When I visited the villages on 14 February, vehicles belonging to the Rapid Action Force—a specialised force under the Central Reserve Police Force (CRPF) set up in 1992 to deal with riot situations—were consistently combing the area. Bijnor went to polls on 15 February. Sanjeev Kumar Saini, the owner of a teashop situated just before the turn to Peda, said, “Gaon mein mahaul September se kharab raha hai, lekin pichle haftey ke kand ke wajeh se, yaha toh khichadi bana rakha hai”—the atmosphere has been bad since last September, but after the incident last week, panic and confusion has been created. Saini said that while he could not deny the work of Ruchi Vira, the incumbent Samajwadi Party MLA from Bijnor, he would vote for the BJP—he felt that Vira had sided with Muslims after the communal clashes occurred.
Residents of both villages said that there has long been tension between Peda and Nayagaon. Often times in instances of communal violence, as was the case in the 2013 Muzzafarnagar riots, the conflicting communities claim that the violence was triggered by physical or sexual harassment of the women of either community, which is treated as an affront to the community at large. Even in the case of Bijnor, many residents suggested that the bus stand on the main road, where residents from both villages converge, is often the place that women from both villages are harassed. According to several villagers of Nayagaon that I spoke to, the September incident was a result of men from Peda having harassed a Jat girl from Nayagaon.
The few Jat homes in Peda—all of which sported BJP flags the day before Bijnor went to polls—are located on the side of a narrow road leading into the village. Navneet Singh, a resident of one of those houses, “Abhi toh Peda Momdun ka gaaon hai, lekin chunav ke baad yeh badal jayega”—Peda is currently a Muslim village, but after this election, that will change. (Like several others I spoke to, Navneet used “Momdun” to refer to Muslims.)

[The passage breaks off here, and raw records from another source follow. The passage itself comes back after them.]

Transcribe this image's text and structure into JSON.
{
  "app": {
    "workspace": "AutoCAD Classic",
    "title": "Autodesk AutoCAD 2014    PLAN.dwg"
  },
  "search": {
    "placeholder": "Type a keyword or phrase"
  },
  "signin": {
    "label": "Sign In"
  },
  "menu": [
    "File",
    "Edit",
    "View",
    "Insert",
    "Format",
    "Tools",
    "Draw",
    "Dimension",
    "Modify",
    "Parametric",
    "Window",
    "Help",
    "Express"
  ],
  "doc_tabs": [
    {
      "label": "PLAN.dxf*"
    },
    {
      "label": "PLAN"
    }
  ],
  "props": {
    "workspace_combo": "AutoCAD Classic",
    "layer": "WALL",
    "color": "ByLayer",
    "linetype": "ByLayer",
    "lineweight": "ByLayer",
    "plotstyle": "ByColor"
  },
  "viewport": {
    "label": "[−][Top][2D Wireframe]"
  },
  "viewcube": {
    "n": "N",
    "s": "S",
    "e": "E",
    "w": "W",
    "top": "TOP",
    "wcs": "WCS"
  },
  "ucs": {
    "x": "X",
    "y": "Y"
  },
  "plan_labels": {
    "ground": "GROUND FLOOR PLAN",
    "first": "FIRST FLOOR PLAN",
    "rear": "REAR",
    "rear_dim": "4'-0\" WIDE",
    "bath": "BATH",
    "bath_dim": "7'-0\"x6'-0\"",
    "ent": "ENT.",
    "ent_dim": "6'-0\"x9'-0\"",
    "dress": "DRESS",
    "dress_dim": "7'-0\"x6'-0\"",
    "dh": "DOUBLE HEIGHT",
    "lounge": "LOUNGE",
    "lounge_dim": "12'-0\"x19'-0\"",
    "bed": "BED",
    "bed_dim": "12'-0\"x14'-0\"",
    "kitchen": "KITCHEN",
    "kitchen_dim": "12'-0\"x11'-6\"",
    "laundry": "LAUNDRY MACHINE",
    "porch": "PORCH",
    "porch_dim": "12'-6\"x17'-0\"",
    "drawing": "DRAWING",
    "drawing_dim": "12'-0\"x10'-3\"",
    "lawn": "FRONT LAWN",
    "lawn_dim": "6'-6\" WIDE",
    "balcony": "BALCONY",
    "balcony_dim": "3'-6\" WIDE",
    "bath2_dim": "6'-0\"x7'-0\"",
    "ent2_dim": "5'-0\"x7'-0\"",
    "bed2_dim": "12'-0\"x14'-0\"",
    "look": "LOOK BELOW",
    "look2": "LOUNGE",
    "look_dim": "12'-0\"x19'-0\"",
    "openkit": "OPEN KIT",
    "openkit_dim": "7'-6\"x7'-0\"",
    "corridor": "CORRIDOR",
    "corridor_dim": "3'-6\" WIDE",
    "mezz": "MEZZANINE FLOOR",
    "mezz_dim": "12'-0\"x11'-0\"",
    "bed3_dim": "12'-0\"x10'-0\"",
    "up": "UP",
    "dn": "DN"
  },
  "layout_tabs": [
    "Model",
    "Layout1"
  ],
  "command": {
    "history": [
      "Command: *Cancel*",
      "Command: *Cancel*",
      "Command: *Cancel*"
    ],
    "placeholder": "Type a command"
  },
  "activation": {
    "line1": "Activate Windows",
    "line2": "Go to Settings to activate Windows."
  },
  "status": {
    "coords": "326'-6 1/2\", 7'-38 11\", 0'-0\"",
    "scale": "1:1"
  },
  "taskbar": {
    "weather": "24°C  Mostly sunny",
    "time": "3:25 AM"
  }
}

Three men whom I met outside a barbershop in the village—Hussain, Shahid and Wahab (they refused to give me their last names)—were discussing the candidates in their constituency. Wahab said, “What Ruchi Vira has done in the last two years, no one else has been able to do for the last ten.” Shahid added that there were no water and electricity problems in the village anymore. Agreeing with them, Hussain said Vira has also been responsible for seeing to it that none of the clashes between the two villages have escalated and turned into a “Muzzafarnagar sort of incident.” Wahab added, “yeh SP gaon hain or woh BJP gaon hai,”—this is an SP village and that is a BJP village.